CHP'nin Bilgi ve İletişim Teknolojilerinden sorumlu Genel Başkan Yardımcısı ve İstanbul Milletvekili Onursal Adıgüzel, gündemdeki sosyal medya düzenlemesine ilişkin açıklama yaptı.
Geçen yıl Ekim’de yürürlüğe giren sosyal medya düzenlemesinin üzerinden bir yıl geçmeden yeni bir düzenleme hazırlığında olan AKP’ye tepki gösterdi.
TBMM’de kurulan Dijital Mecralar Komisyonu’nda bu konuya ilişkin herhangi bir çalışmanın bugüne dek gündeme gelmediğini belirten Adıgüzel, düzenleme tartışmasının sansür ve medya üzerinde baskı hedeflediği söyledi.
Yapılan açıklamalardan söz konusu ‘düzenlemenin’ sosyal medyadaki dezenformasyon ile mücadele kapsamında yapılacağının ifade edildiğini belirten Adıgüzel yazılı olarak yaptığı açıklamada şunları söyledi:
"Almanya örneği bir meşrulaştırma aracı"
"Tıpkı geçen yıl TBMM’den geçen tartışmalı sosyal medya düzenlemesinde olduğu gibi AKP, bugün de Almanya’daki düzenlemeleri kendi sansürü ve medya üzerinde baskıyı hedefleyen düzenlemesine yönelik meşrulaştırma aracı olarak kullanıyor.
"Geçtiğimiz yıl söylediğimiz gibi, Almanya’da, söz konusu kanun yürürlüğe girmeden önce uzun bir süre kamuoyunda şeffaf ve derinlemesine bir şekilde tartışılmıştı. İfade özgürlüğünü engellediği gerekçesiyle hali hazırda tartışılan ve eleştiri alan bir kanun oldu.
"İktidarın, dezenformasyon ile mücadeleden kastının sosyal medyadaki muhalif sesleri, medya platformlarını susturmak olduğu açıkça ortada. Özellikle bugün içinden geçtiğimiz bu zor günlerde, iktidarın acizliğine, yandaş medyanın ağır sansürüne karşı vatandaşın tek haber alma kaynağı sosyal medya oldu.
"Muhalif sesleri susturma aracına dönüştü"
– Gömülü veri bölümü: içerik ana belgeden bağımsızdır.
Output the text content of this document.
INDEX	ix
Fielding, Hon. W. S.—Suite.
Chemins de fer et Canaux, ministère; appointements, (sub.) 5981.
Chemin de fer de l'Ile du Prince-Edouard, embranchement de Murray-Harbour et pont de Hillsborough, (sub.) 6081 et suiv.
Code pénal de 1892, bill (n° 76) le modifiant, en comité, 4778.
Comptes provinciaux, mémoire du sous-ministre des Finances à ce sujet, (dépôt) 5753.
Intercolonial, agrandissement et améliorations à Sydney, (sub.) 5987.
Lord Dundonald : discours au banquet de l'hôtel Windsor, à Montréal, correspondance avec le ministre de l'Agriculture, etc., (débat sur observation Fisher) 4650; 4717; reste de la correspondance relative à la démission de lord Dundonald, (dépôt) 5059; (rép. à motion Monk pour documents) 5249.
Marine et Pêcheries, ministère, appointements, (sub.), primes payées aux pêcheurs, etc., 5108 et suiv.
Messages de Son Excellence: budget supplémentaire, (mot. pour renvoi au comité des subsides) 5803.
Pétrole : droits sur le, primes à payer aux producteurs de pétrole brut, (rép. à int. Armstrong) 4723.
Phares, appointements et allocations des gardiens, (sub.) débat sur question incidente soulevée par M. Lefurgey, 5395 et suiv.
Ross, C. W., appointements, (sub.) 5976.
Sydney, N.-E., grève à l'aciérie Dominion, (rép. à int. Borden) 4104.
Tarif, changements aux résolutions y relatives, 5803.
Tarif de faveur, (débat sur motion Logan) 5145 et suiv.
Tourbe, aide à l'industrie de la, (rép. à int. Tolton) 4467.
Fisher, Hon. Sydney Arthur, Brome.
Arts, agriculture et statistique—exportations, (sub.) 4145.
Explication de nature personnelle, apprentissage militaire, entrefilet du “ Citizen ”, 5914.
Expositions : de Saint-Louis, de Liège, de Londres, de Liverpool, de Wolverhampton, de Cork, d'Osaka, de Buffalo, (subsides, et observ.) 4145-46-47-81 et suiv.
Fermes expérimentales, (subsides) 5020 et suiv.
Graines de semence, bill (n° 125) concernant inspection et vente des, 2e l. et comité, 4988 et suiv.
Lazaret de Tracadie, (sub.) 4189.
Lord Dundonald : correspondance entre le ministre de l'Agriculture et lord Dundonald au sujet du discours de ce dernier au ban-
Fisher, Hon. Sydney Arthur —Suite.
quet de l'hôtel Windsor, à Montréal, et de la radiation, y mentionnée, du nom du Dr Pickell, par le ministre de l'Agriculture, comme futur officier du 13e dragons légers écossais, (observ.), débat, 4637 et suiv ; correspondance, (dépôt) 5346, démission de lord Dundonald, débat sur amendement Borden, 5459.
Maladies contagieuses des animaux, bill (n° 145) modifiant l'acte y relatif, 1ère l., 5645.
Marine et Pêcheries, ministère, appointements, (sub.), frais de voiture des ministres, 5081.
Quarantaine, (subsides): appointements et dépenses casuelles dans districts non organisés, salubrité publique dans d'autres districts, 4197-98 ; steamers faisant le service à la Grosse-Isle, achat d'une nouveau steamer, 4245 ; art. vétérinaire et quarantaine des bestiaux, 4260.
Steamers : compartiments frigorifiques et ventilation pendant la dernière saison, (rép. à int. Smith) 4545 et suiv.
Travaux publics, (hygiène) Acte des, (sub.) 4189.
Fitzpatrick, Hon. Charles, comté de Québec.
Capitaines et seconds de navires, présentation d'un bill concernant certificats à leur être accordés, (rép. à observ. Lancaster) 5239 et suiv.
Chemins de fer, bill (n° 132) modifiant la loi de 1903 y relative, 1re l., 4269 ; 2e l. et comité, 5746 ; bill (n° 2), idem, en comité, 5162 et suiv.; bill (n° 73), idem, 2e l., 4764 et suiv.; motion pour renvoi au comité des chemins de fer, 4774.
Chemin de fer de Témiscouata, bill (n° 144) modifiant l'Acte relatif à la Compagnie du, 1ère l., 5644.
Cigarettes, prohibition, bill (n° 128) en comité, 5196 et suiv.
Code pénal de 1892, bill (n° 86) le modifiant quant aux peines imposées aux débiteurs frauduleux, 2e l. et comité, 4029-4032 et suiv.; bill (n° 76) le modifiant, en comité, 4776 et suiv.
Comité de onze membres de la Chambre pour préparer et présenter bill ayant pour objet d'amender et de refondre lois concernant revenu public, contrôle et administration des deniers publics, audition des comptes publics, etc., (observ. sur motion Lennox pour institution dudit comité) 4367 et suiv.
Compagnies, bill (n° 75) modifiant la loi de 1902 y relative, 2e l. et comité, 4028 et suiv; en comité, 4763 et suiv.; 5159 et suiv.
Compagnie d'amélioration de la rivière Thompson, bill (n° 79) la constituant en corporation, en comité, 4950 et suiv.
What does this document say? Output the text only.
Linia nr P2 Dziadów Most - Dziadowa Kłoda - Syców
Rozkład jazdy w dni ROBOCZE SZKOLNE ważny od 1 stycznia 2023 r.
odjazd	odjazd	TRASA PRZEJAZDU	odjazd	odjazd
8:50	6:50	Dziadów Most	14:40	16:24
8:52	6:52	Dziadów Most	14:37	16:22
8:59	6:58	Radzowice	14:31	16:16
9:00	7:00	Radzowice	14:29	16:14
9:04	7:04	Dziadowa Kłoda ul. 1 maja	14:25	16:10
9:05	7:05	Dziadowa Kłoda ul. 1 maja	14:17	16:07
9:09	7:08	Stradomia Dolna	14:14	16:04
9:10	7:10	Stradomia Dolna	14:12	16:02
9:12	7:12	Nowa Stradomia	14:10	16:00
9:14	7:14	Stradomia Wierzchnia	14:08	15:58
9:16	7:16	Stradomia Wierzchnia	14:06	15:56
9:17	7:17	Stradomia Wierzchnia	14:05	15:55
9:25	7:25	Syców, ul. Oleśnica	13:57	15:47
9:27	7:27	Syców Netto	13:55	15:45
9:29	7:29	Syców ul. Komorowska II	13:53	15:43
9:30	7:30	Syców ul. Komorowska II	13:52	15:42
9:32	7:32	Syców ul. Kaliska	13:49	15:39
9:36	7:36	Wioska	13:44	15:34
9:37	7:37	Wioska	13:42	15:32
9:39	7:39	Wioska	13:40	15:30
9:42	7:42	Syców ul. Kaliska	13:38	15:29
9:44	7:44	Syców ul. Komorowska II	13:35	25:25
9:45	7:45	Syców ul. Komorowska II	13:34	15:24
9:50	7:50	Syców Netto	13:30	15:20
"Geçtiğimiz yıl yürürlüğe giren düzenleme, o gün ısrarla uyardığımız ve karşı çıktığımız şekilde, bugün muhalif sesleri susturmanın bir aracı haline dönüştü. Örneğin; unutulma hakkı vatandaşlardan ziyade siyasetçiler, kamu görevlileri için bir koruma kalkanı görevi yapıyor. Kişilik hakkı ihlali gerekçesiyle, vatandaşın kamusal figürlere ilişkin haber alma hakkı engelleniyor.
"Sosyal medyadaki dezenformasyonun bir gerçeklik olduğu, bununla mücadele edilmesi gerektiği aşikar. Ancak dezenformasyonla gerçekten iddia edildiği gibi samimi bir mücadele gösterilecekse, önce iktidarın kendi eteğindeki taşları dökmesi gerekiyor.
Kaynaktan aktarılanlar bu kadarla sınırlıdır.